I used bwa for the task and quickly obtained some results. However, to be on the safe side I will like to ask is someone has done something similar or has some advice, perhaps I am stretching the use of bwa.
I tried the following:
echo -e ">DpnII\bGATC" > DnpII.fa
bwa aln -N -n 0 -o 0 -e 0 -l 4 -k 0 dm3 DpnII.fa > DpnII.sai
bwa samse -n 100000000 dm3 DpnII.sai DpnII.fa > DpnII.sam
The results seem to match the right sites, also the number of sites (489570 for Drosophila) that I obtain are close to what I expect.
Thanks.
Why don't you simply use an existing solution like remap? The prime advantage being: remap knows all the common restriction enzyme sequences already. And it is well tested. The Gbrowse plugin on the other hand is very comfortable to use when looking at a certain region of the genome.
At the time I needed something that I could add to our set of tools to process and analyze Hi-C data. Having Emboss or GBrowse2 as dependencies just to find restriction sites was not worth (BWA was already a dependency). The solution using bio-python is so simple that I didn't mind re-implementing it.
Did you check the result then, because I think there is an error in the code with the reverse complement?
I hope there is no bug. I tested the results and so far the only problem I found was with upper/lower case DNA strings that I initially overlooked. What would be your concern with the reverse complement?
don't you need to reverse the complement also? I think you should use the reverse_complement function over complement.
That line returns the reverse complement of the motif (referred as
pattern
)Then, the motif and reverse complement of the motif are searched on the DNA sequence on the fasta file. Finally, the resulting bed file is sorted.
The motif can be a regexp (e.g. AC.GT) and the reverse complement function of the motif only changes the instances of the letters.
I don't think so, why else is there a function reverse_complement in BioSeq. Your test pattern is a bit misleading, because the reverse complement of ACGT is ACGT (not TGCA) !
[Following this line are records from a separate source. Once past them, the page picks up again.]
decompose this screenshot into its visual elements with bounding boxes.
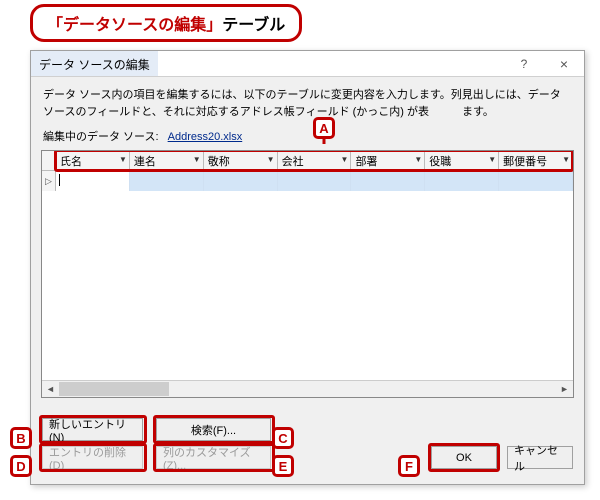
col-keisho[interactable]: 敬称▼: [204, 151, 278, 171]
cell[interactable]: [499, 171, 573, 191]
scroll-thumb[interactable]: [59, 382, 169, 396]
customize-columns-button[interactable]: 列のカスタマイズ(Z)...: [156, 446, 271, 469]
col-zip[interactable]: 郵便番号▼: [499, 151, 573, 171]
cancel-button[interactable]: キャンセル: [507, 446, 573, 469]
cell[interactable]: [56, 171, 130, 191]
close-button[interactable]: ×: [544, 51, 584, 77]
dialog-title: データ ソースの編集: [31, 51, 158, 76]
source-line: 編集中のデータ ソース: Address20.xlsx: [31, 124, 584, 148]
col-company[interactable]: 会社▼: [278, 151, 352, 171]
badge-e: E: [272, 455, 294, 477]
find-button[interactable]: 検索(F)...: [156, 418, 271, 441]
chevron-down-icon[interactable]: ▼: [562, 155, 570, 164]
scroll-track[interactable]: [59, 381, 556, 397]
source-filename: Address20.xlsx: [168, 131, 243, 143]
badge-a: A: [313, 117, 335, 139]
badge-b: B: [10, 427, 32, 449]
title-callout: 「データソースの編集」テーブル: [30, 4, 302, 42]
scroll-left-icon[interactable]: ◄: [42, 381, 59, 397]
table-row[interactable]: ▷: [42, 171, 573, 191]
source-label: 編集中のデータ ソース:: [43, 128, 159, 144]
col-dept[interactable]: 部署▼: [351, 151, 425, 171]
ok-button[interactable]: OK: [431, 446, 497, 469]
chevron-down-icon[interactable]: ▼: [488, 155, 496, 164]
table-header: 氏名▼ 連名▼ 敬称▼ 会社▼ 部署▼ 役職▼ 郵便番号▼: [42, 151, 573, 171]
chevron-down-icon[interactable]: ▼: [267, 155, 275, 164]
edit-datasource-dialog: データ ソースの編集 ? × データ ソース内の項目を編集するには、以下のテーブ…: [30, 50, 585, 485]
cell[interactable]: [130, 171, 204, 191]
new-entry-button[interactable]: 新しいエントリ(N): [42, 418, 143, 441]
scroll-right-icon[interactable]: ►: [556, 381, 573, 397]
delete-entry-button: エントリの削除(D): [42, 446, 143, 469]
instruction-text: データ ソース内の項目を編集するには、以下のテーブルに変更内容を入力します。列見…: [31, 77, 584, 124]
badge-d: D: [10, 455, 32, 477]
col-post[interactable]: 役職▼: [425, 151, 499, 171]
titlebar: データ ソースの編集 ? ×: [31, 51, 584, 77]
help-button[interactable]: ?: [504, 51, 544, 77]
chevron-down-icon[interactable]: ▼: [119, 155, 127, 164]
horizontal-scrollbar[interactable]: ◄ ►: [42, 380, 573, 397]
col-renmei[interactable]: 連名▼: [130, 151, 204, 171]
cell[interactable]: [278, 171, 352, 191]
cell[interactable]: [351, 171, 425, 191]
callout-red: 「データソースの編集」: [47, 17, 222, 34]
badge-f: F: [398, 455, 420, 477]
callout-black: テーブル: [222, 17, 285, 34]
chevron-down-icon[interactable]: ▼: [414, 155, 422, 164]
data-table: 氏名▼ 連名▼ 敬称▼ 会社▼ 部署▼ 役職▼ 郵便番号▼ ▷ ◄ ►: [41, 150, 574, 398]
row-handle[interactable]: ▷: [42, 171, 56, 191]
chevron-down-icon[interactable]: ▼: [341, 155, 349, 164]
badge-c: C: [272, 427, 294, 449]
cell[interactable]: [425, 171, 499, 191]
rowheader-corner: [42, 151, 56, 171]
button-area: 新しいエントリ(N) 検索(F)... エントリの削除(D) 列のカスタマイズ(…: [41, 414, 574, 474]
chevron-down-icon[interactable]: ▼: [193, 155, 201, 164]
cell[interactable]: [204, 171, 278, 191]
col-name[interactable]: 氏名▼: [56, 151, 130, 171]
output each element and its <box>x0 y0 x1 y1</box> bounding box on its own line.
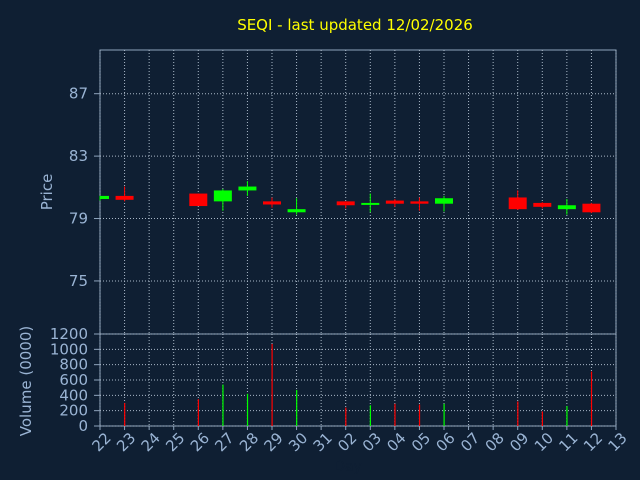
x-tick-label: 29 <box>261 429 287 455</box>
x-tick-label: 07 <box>457 429 483 455</box>
price-frame <box>99 49 617 335</box>
x-tick-label: 31 <box>310 429 336 455</box>
volume-bar <box>369 405 371 426</box>
x-tick-label: 25 <box>162 429 188 455</box>
volume-bar <box>566 406 568 426</box>
candle-body <box>263 201 281 205</box>
price-y-axis: 75 79 83 87 <box>69 85 100 290</box>
volume-bar <box>517 401 519 426</box>
candle-body <box>435 198 453 204</box>
volume-bar <box>590 371 593 426</box>
candle-body <box>336 201 355 206</box>
x-tick-label: 08 <box>482 429 508 455</box>
volume-bar <box>124 403 126 426</box>
volume-tick-label: 200 <box>59 402 88 420</box>
candle-body <box>508 197 527 210</box>
candle-body <box>410 201 429 204</box>
x-tick-label: 03 <box>359 429 385 455</box>
volume-bar <box>418 404 421 426</box>
volume-tick-label: 1000 <box>50 340 88 358</box>
price-tick-label: 87 <box>69 85 88 103</box>
candle-body <box>361 202 380 205</box>
volume-tick-label: 600 <box>59 371 88 389</box>
x-tick-label: 27 <box>211 429 237 455</box>
x-tick-label: 06 <box>433 429 459 455</box>
candle-body <box>238 186 257 191</box>
price-axis-label: Price <box>38 174 56 211</box>
volume-tick-label: 0 <box>78 417 88 435</box>
volume-axis-label: Volume (0000) <box>17 326 35 436</box>
x-tick-label: 12 <box>580 429 606 455</box>
volume-bar <box>222 384 224 426</box>
x-tick-label: 05 <box>408 429 434 455</box>
volume-bar <box>443 403 445 426</box>
x-tick-label: 23 <box>113 429 139 455</box>
x-tick-label: 10 <box>531 429 557 455</box>
volume-grid <box>99 333 617 427</box>
x-axis-title: Day <box>334 459 362 475</box>
volume-bar <box>271 343 273 426</box>
candle-body <box>189 193 208 207</box>
volume-bars <box>124 343 593 426</box>
x-tick-label: 24 <box>138 429 164 455</box>
candle-body <box>115 195 134 200</box>
x-tick-label: 13 <box>605 429 631 455</box>
candle-body <box>582 203 601 213</box>
candle-body <box>557 205 576 210</box>
price-tick-label: 79 <box>69 210 88 228</box>
x-tick-label: 26 <box>187 429 213 455</box>
volume-bar <box>197 399 199 426</box>
x-tick-label: 22 <box>89 429 115 455</box>
x-tick-label: 11 <box>555 429 581 455</box>
candle-body <box>287 209 306 213</box>
candle-body <box>100 195 109 200</box>
x-tick-label: 30 <box>285 429 311 455</box>
chart-title: SEQI - last updated 12/02/2026 <box>237 16 473 34</box>
volume-bar <box>246 393 249 426</box>
price-tick-label: 83 <box>69 147 88 165</box>
volume-tick-label: 1200 <box>50 325 88 343</box>
price-grid <box>99 49 617 335</box>
x-tick-label: 04 <box>383 429 409 455</box>
candle-body <box>213 190 232 202</box>
x-tick-label: 09 <box>506 429 532 455</box>
day-x-axis: 2223242526272829303102030405060708091011… <box>89 426 631 455</box>
volume-bar <box>296 389 298 426</box>
volume-bar <box>345 407 347 426</box>
price-candles <box>99 181 601 215</box>
x-tick-label: 28 <box>236 429 262 455</box>
candle-body <box>385 200 404 204</box>
volume-tick-label: 400 <box>59 386 88 404</box>
price-tick-label: 75 <box>69 272 88 290</box>
volume-bar <box>541 411 543 426</box>
candle-body <box>533 202 552 207</box>
x-tick-label: 02 <box>334 429 360 455</box>
volume-bar <box>394 403 396 426</box>
volume-tick-label: 800 <box>59 356 88 374</box>
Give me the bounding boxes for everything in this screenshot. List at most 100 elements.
You are right! Should be the
reverse_complement()
function. Because all restriction enzymes that I know are palindromic I always get the correct answer in my tests. This is so embarrassing :(Well, I checked on the palindromic feature, I found it mentioned that most but not all restriction enzymes cut at palindromic sites. If your sites were palindromes, then you are probably safe with the data generated. I found this list of non-palindromic enzymes: https://www.neb.com/tools-and-resources/selection-charts/enzymes-with-nonpalindromic-sequences
I think that a lot of such 'semi-errors' harbor in random code written from scratch by anyone. This is my argument against writing any new code for these standard problems if avoidable.
I just updated the github page to use the reverse_complement. I tested the new code with one instance of a non-palindromic enzyme and compared the results with Emboss remap. Thanks for pointing out the error.